内縁の妻が相続以外で内縁の夫の財産を取得する方法としては、婚姻関係を解消(離婚など)する際の「財産分与」(民法768条の類推適用)が考えられます。
しかし、判例は、内縁の夫の生存中であれば、内縁関係を解消する際に、内縁の夫に対して財産分与の請求ができることを認めています(広島高裁松江支部昭和40年11月15日決定)が、内縁の夫が死亡した場合には、内縁の夫の相続人に対して財産分与を請求することはできないとしています(最高裁平成12年3月10日判決)。

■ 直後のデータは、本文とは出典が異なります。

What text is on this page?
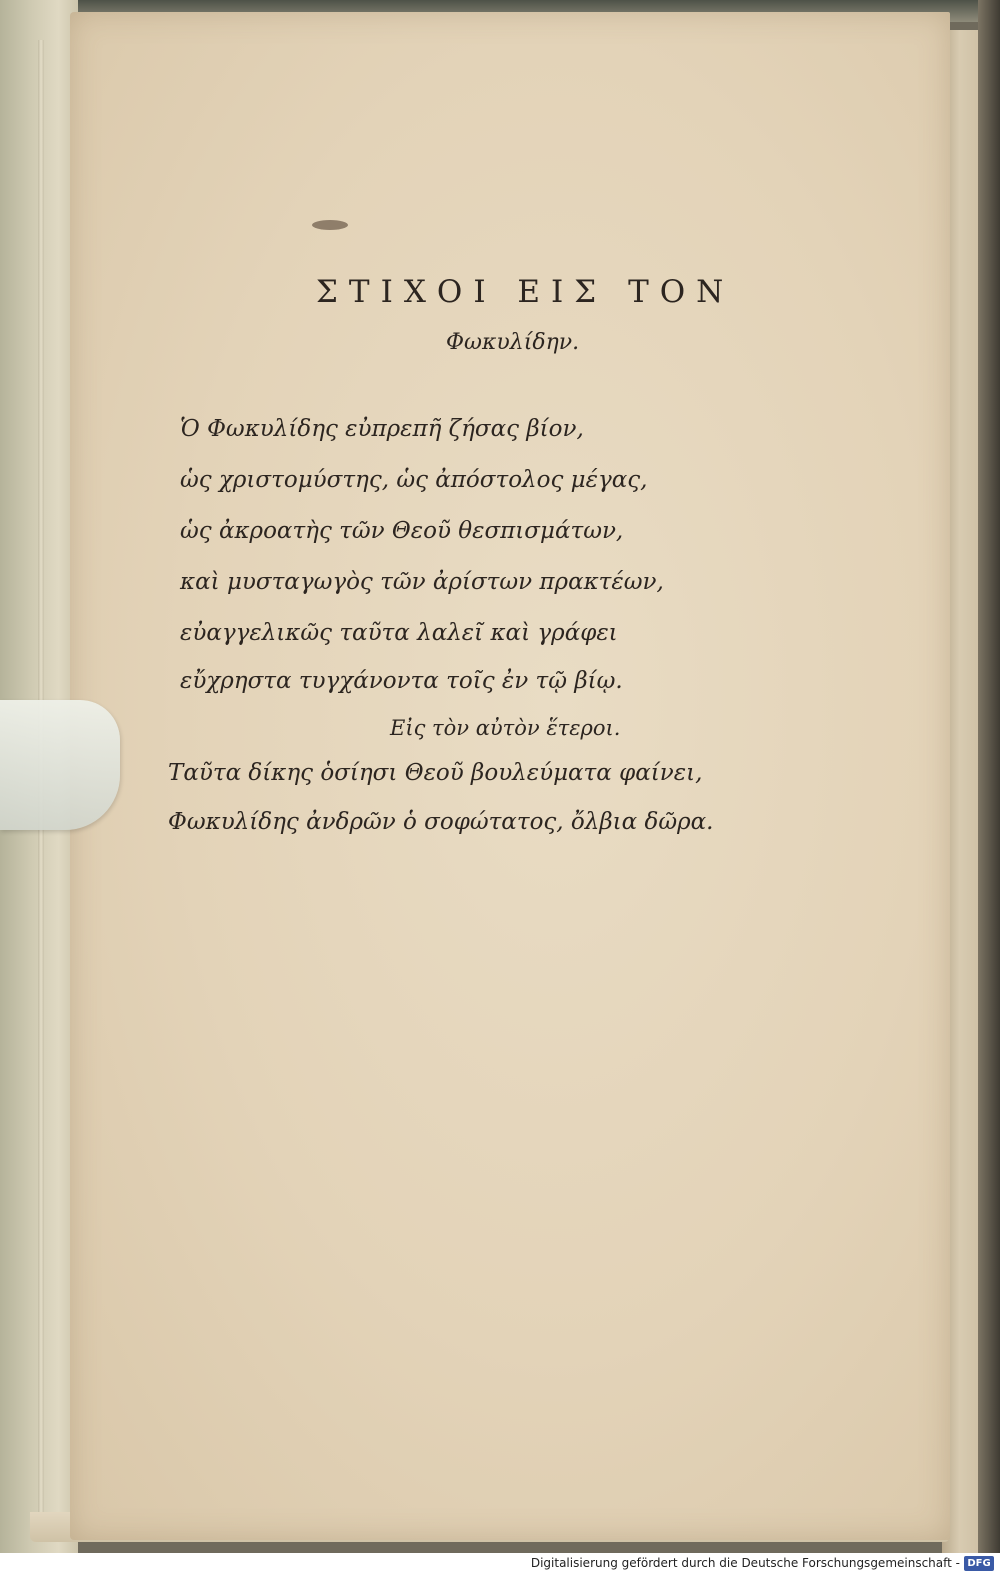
ΣΤΙΧΟΙ ΕΙΣ ΤΟΝ
Φωκυλίδην.
Ὁ Φωκυλίδης εὐπρεπῆ ζήσας βίον,
ὡς χριστομύστης, ὡς ἀπόστολος μέγας,
ὡς ἀκροατὴς τῶν Θεοῦ θεσπισμάτων,
καὶ μυσταγωγὸς τῶν ἀρίστων πρακτέων,
εὐαγγελικῶς ταῦτα λαλεῖ καὶ γράφει
εὔχρηστα τυγχάνοντα τοῖς ἐν τῷ βίῳ.
Εἰς τὸν αὐτὸν ἕτεροι.
Ταῦτα δίκης ὁσίησι Θεοῦ βουλεύματα φαίνει,
Φωκυλίδης ἀνδρῶν ὁ σοφώτατος, ὄλβια δῶρα.
Digitalisierung gefördert durch die Deutsche Forschungsgemeinschaft - DFG
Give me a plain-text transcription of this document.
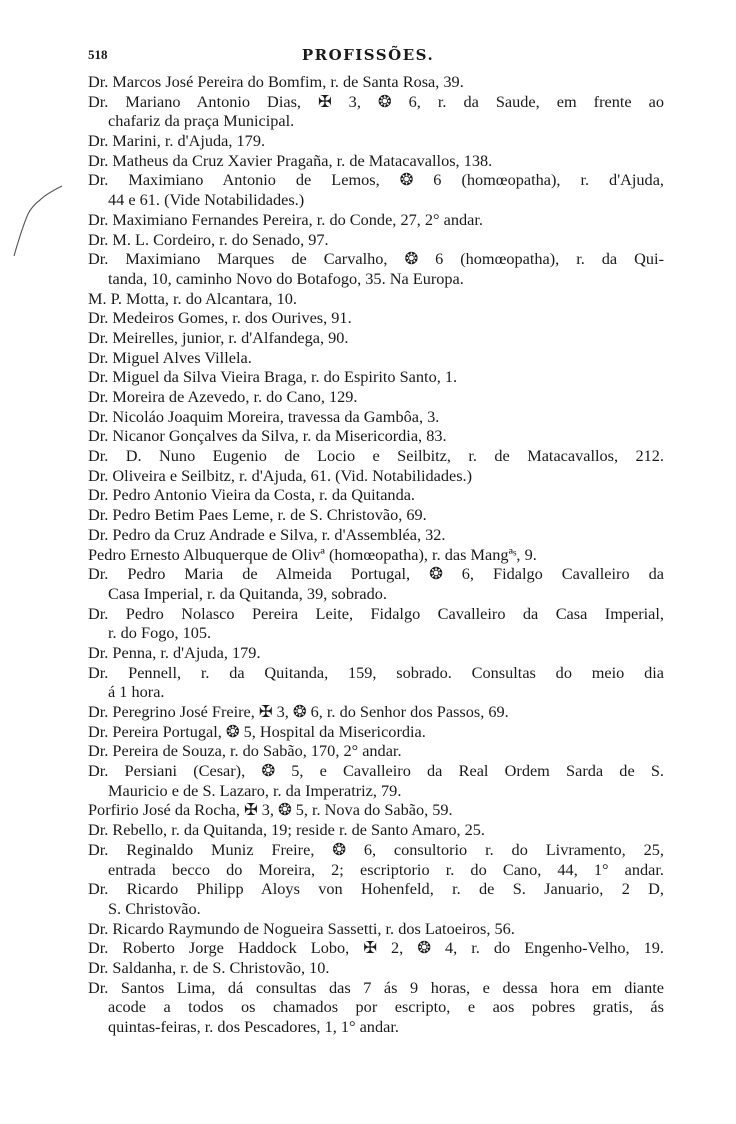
518	PROFISSÕES.
Dr. Marcos José Pereira do Bomfim, r. de Santa Rosa, 39.
Dr. Mariano Antonio Dias, ✠ 3, ❂ 6, r. da Saude, em frente ao
chafariz da praça Municipal.
Dr. Marini, r. d'Ajuda, 179.
Dr. Matheus da Cruz Xavier Pragaña, r. de Matacavallos, 138.
Dr. Maximiano Antonio de Lemos, ❂ 6 (homœopatha), r. d'Ajuda,
44 e 61. (Vide Notabilidades.)
Dr. Maximiano Fernandes Pereira, r. do Conde, 27, 2° andar.
Dr. M. L. Cordeiro, r. do Senado, 97.
Dr. Maximiano Marques de Carvalho, ❂ 6 (homœopatha), r. da Qui-
tanda, 10, caminho Novo do Botafogo, 35. Na Europa.
M. P. Motta, r. do Alcantara, 10.
Dr. Medeiros Gomes, r. dos Ourives, 91.
Dr. Meirelles, junior, r. d'Alfandega, 90.
Dr. Miguel Alves Villela.
Dr. Miguel da Silva Vieira Braga, r. do Espirito Santo, 1.
Dr. Moreira de Azevedo, r. do Cano, 129.
Dr. Nicoláo Joaquim Moreira, travessa da Gambôa, 3.
Dr. Nicanor Gonçalves da Silva, r. da Misericordia, 83.
Dr. D. Nuno Eugenio de Locio e Seilbitz, r. de Matacavallos, 212.
Dr. Oliveira e Seilbitz, r. d'Ajuda, 61. (Vid. Notabilidades.)
Dr. Pedro Antonio Vieira da Costa, r. da Quitanda.
Dr. Pedro Betim Paes Leme, r. de S. Christovão, 69.
Dr. Pedro da Cruz Andrade e Silva, r. d'Assembléa, 32.
Pedro Ernesto Albuquerque de Olivª (homœopatha), r. das Mangªˢ, 9.
Dr. Pedro Maria de Almeida Portugal, ❂ 6, Fidalgo Cavalleiro da
Casa Imperial, r. da Quitanda, 39, sobrado.
Dr. Pedro Nolasco Pereira Leite, Fidalgo Cavalleiro da Casa Imperial,
r. do Fogo, 105.
Dr. Penna, r. d'Ajuda, 179.
Dr. Pennell, r. da Quitanda, 159, sobrado. Consultas do meio dia
á 1 hora.
Dr. Peregrino José Freire, ✠ 3, ❂ 6, r. do Senhor dos Passos, 69.
Dr. Pereira Portugal, ❂ 5, Hospital da Misericordia.
Dr. Pereira de Souza, r. do Sabão, 170, 2° andar.
Dr. Persiani (Cesar), ❂ 5, e Cavalleiro da Real Ordem Sarda de S.
Mauricio e de S. Lazaro, r. da Imperatriz, 79.
Porfirio José da Rocha, ✠ 3, ❂ 5, r. Nova do Sabão, 59.
Dr. Rebello, r. da Quitanda, 19; reside r. de Santo Amaro, 25.
Dr. Reginaldo Muniz Freire, ❂ 6, consultorio r. do Livramento, 25,
entrada becco do Moreira, 2; escriptorio r. do Cano, 44, 1° andar.
Dr. Ricardo Philipp Aloys von Hohenfeld, r. de S. Januario, 2 D,
S. Christovão.
Dr. Ricardo Raymundo de Nogueira Sassetti, r. dos Latoeiros, 56.
Dr. Roberto Jorge Haddock Lobo, ✠ 2, ❂ 4, r. do Engenho-Velho, 19.
Dr. Saldanha, r. de S. Christovão, 10.
Dr. Santos Lima, dá consultas das 7 ás 9 horas, e dessa hora em diante
acode a todos os chamados por escripto, e aos pobres gratis, ás
quintas-feiras, r. dos Pescadores, 1, 1° andar.
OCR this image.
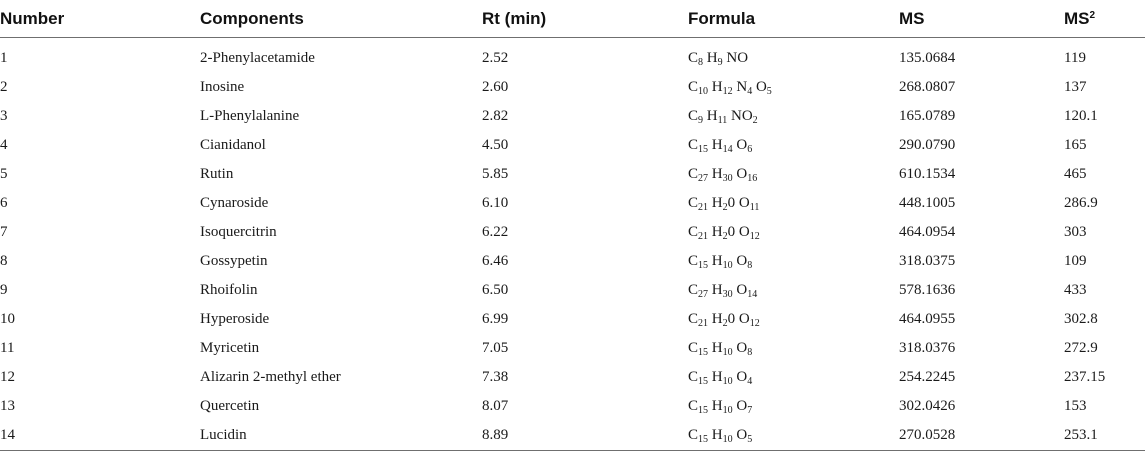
Number	Components	Rt (min)	Formula	MS	$MS^2$
1	2-Phenylacetamide	2.52	$C_8$ $H_9$ NO	135.0684	119
2	Inosine	2.60	$C_{10}$ $H_{12}$ $N_4$ $O_5$	268.0807	137
3	L-Phenylalanine	2.82	$C_9$ $H_{11}$ $NO_2$	165.0789	120.1
4	Cianidanol	4.50	$C_{15}$ $H_{14}$ $O_6$	290.0790	165
5	Rutin	5.85	$C_{27}$ $H_{30}$ $O_{16}$	610.1534	465
6	Cynaroside	6.10	$C_{21}$ $H_20$ $O_{11}$	448.1005	286.9
7	Isoquercitrin	6.22	$C_{21}$ $H_20$ $O_{12}$	464.0954	303
8	Gossypetin	6.46	$C_{15}$ $H_{10}$ $O_8$	318.0375	109
9	Rhoifolin	6.50	$C_{27}$ $H_{30}$ $O_{14}$	578.1636	433
10	Hyperoside	6.99	$C_{21}$ $H_20$ $O_{12}$	464.0955	302.8
11	Myricetin	7.05	$C_{15}$ $H_{10}$ $O_8$	318.0376	272.9
12	Alizarin 2-methyl ether	7.38	$C_{15}$ $H_{10}$ $O_4$	254.2245	237.15
13	Quercetin	8.07	$C_{15}$ $H_{10}$ $O_7$	302.0426	153
14	Lucidin	8.89	$C_{15}$ $H_{10}$ $O_5$	270.0528	253.1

したがって、内縁の妻は、内縁の夫が死亡してしまうと、財産分与に基づいて財産を取得することもできません。
そのため、内縁の夫が内縁の妻に財産を取得させる方法としては、
(1)内縁の夫が妻に財産を遺贈する内容の遺言書を作成するか、
(2)内縁の妻と「死因贈与契約」を結んでおくか(贈与者が死亡した時に贈与の効果が発生する。贈与税ではなく、相続税でよい)、
(3)生前にあらかじめ贈与税の対象にならない額を、少しずつ名義変更するか、
などの方法を講ずる以外にないでしょう。ただし、不動産を遺贈し、あるいは死因贈与する場合には、相続人の協力(登記義務者として登記申請に協力してもらう)を得ないと、内縁の妻名義に登記することができないので注意が必要です。
このように、事実婚(内縁)には配偶者としての相続権は認められません。しかし、相続以外のこと、例えば夫婦として同居し、互いに協力し扶助する義務(民法752条)、夫婦として婚姻費用を分担する義務(同760条)、内縁関係を不当に破棄した場合における損害賠償義務、内縁関係を解消した場合における財産分与請求権、遺族補償金や遺族補償年金の受給権、厚生年金や健康保険の受給権などについては、婚姻届を出した法律上の夫婦と同様の権利義務が認められています。